Part P of the building regulations is intended to increase the safety of households by improving the design, Installation, inspection and testing of Electrical Installations in dwellings when these installations are being newly built, extended or altered.

In essence:

  • A new requirement, has been added to Schedule 1 of the Building Regulations. This requirement, ‘Requirement P’, has been limited to fixed Electrical installations in dwellings, with minor works not needing to be notified.
  • A new Approved Document P has been published, giving guidance on ways of complying that are based on the fundamental principles set out in Chapter 13 of BS 7671: 2001.

The Approved Document includes:

  • Guidance relating to the design, installation, inspection and testing of electrical installations.
  • Guidance on types of Electrical work that
    would not normally need to be notified to building control bodies
  • Appendices that contain illustrations of the sorts of electrical services commonly required in homes, examples of model electrical installation certificates, and illustrations of what equipment may be encountered when work is carried out on older electrical installations.

The Requirement

The Building Regulations apply when building work is undertaken. Part P will redefine building work to include electrical work on certain types of fixed electrical installation in dwellings.

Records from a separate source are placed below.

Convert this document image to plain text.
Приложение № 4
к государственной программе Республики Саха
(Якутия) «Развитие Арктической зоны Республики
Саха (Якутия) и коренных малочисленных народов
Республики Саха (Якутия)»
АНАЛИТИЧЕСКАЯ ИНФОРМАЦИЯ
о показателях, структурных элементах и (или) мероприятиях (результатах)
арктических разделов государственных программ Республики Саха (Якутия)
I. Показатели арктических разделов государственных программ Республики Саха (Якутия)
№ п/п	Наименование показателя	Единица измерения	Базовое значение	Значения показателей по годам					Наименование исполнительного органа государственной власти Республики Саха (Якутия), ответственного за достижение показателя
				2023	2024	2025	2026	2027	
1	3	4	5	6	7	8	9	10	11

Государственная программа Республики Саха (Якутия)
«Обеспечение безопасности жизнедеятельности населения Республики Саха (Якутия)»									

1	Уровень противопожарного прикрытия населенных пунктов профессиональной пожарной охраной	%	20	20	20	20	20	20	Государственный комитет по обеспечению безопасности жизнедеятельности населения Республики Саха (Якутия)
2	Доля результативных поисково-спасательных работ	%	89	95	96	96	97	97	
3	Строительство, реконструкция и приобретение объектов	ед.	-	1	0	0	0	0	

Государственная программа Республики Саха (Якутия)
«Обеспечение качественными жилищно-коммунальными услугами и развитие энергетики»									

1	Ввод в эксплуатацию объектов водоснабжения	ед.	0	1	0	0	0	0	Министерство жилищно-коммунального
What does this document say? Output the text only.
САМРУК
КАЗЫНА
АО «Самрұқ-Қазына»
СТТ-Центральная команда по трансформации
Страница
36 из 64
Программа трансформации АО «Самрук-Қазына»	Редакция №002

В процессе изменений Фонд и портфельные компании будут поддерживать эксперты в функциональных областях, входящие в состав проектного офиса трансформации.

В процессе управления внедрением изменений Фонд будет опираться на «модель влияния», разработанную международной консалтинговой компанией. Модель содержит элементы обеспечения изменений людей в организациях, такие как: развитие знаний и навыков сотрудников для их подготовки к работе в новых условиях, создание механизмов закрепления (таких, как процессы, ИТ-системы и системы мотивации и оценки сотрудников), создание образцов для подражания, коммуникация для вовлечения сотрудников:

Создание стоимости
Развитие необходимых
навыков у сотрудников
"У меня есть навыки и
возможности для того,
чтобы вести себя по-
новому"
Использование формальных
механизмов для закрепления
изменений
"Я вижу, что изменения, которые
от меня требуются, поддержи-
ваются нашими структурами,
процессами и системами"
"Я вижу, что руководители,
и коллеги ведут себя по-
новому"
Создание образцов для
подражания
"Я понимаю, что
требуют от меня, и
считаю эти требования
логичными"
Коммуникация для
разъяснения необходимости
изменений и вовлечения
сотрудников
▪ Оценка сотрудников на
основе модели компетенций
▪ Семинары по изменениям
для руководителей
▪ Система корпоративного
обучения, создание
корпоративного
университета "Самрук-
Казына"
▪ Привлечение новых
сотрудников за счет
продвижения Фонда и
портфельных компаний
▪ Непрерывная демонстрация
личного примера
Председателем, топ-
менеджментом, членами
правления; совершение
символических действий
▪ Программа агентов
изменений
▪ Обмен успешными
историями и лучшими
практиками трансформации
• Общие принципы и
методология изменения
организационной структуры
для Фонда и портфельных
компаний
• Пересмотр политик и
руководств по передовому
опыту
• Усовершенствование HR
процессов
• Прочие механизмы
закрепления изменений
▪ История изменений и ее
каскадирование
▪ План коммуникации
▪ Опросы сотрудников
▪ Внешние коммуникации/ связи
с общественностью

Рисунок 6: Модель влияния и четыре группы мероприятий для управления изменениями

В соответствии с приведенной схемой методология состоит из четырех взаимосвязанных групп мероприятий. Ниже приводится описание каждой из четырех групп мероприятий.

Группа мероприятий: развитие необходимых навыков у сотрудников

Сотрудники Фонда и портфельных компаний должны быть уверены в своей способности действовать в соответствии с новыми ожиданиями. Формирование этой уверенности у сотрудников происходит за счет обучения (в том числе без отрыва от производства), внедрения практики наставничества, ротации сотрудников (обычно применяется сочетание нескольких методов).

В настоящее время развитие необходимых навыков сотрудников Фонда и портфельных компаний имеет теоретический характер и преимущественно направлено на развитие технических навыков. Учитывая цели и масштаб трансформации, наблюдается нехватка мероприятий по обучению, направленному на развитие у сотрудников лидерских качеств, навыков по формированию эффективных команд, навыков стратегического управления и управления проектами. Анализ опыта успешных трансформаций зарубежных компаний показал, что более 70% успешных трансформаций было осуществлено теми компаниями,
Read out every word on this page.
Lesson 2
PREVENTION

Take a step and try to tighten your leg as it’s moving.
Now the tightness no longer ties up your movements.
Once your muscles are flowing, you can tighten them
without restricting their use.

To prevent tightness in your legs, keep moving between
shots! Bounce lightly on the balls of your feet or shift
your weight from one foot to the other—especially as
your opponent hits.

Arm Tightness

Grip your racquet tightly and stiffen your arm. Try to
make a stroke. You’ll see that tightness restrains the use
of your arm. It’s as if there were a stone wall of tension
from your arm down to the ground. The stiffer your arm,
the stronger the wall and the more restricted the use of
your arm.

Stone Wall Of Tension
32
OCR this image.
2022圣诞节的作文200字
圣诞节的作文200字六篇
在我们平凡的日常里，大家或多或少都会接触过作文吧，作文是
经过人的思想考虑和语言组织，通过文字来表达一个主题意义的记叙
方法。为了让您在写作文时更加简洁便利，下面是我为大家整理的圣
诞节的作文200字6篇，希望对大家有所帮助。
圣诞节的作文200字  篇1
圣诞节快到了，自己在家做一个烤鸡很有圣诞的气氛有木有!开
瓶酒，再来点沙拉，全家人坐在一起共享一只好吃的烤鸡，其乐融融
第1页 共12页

The new requirement in the Building Regulations, ‘Requirement P’, is simply that:

P1 Design, Installation, Inspection and Testing
Reasonable provision shall be made in the design, installation, inspection and testing of electrical installations in order to protect persons from fire or injury.

P2 Provision Information
Suffucient information shall be provided so that persons wishing to operate,
maintain or alter an Electrical Installation can do so with reasonable safety.

The limits on the application of the requirement is that Requirement P applies only to fixed electrical installations that are intended to operate at low voltage or extra-low voltage which are not controlled by the Electricity Supply Regulations 1988 as amended, or the Electricity at Work Regulations 1989 as amended.

Failure to comply with the requirement will be a criminal offence. Local authorities will also have the power to require the removal or alteration of work that does not comply with the Building Regulations.

Intended work that is subject to the provisions of Part P will have to be notified to the local authority. Traditionally, work notifiable under the Building Regulations is subject to inspection by the local authority’s building control department (or other approved building inspector). However, to avoid the need for local authorities to appoint specialist agents for this purpose, it appears likely that building control bodies would be authorized to accept certificates of compliance (ie Electrical Installation Certificates) issued by ‘Competent Firms’.

Under such Competent Firms provisions, appropriately approved electrical contractors are able to self-certify that their work meets the requirements of the Building Regulations. In this case there will be a need to supply the relevant building control body (as well as the person ordering the work) with an Electrical Installation Certificate signed by a competent person.The alternative would be to pay a fee to have the work inspected by a local authority building control department, or other approved private sector building inspector.

For the purposes of Part P, the Government has defined ‘Competent Firms’ as those registered under the NICEIC Approved Contractor scheme, the Domestic Installer Scheme and the Electrotechnical Assessment Scheme.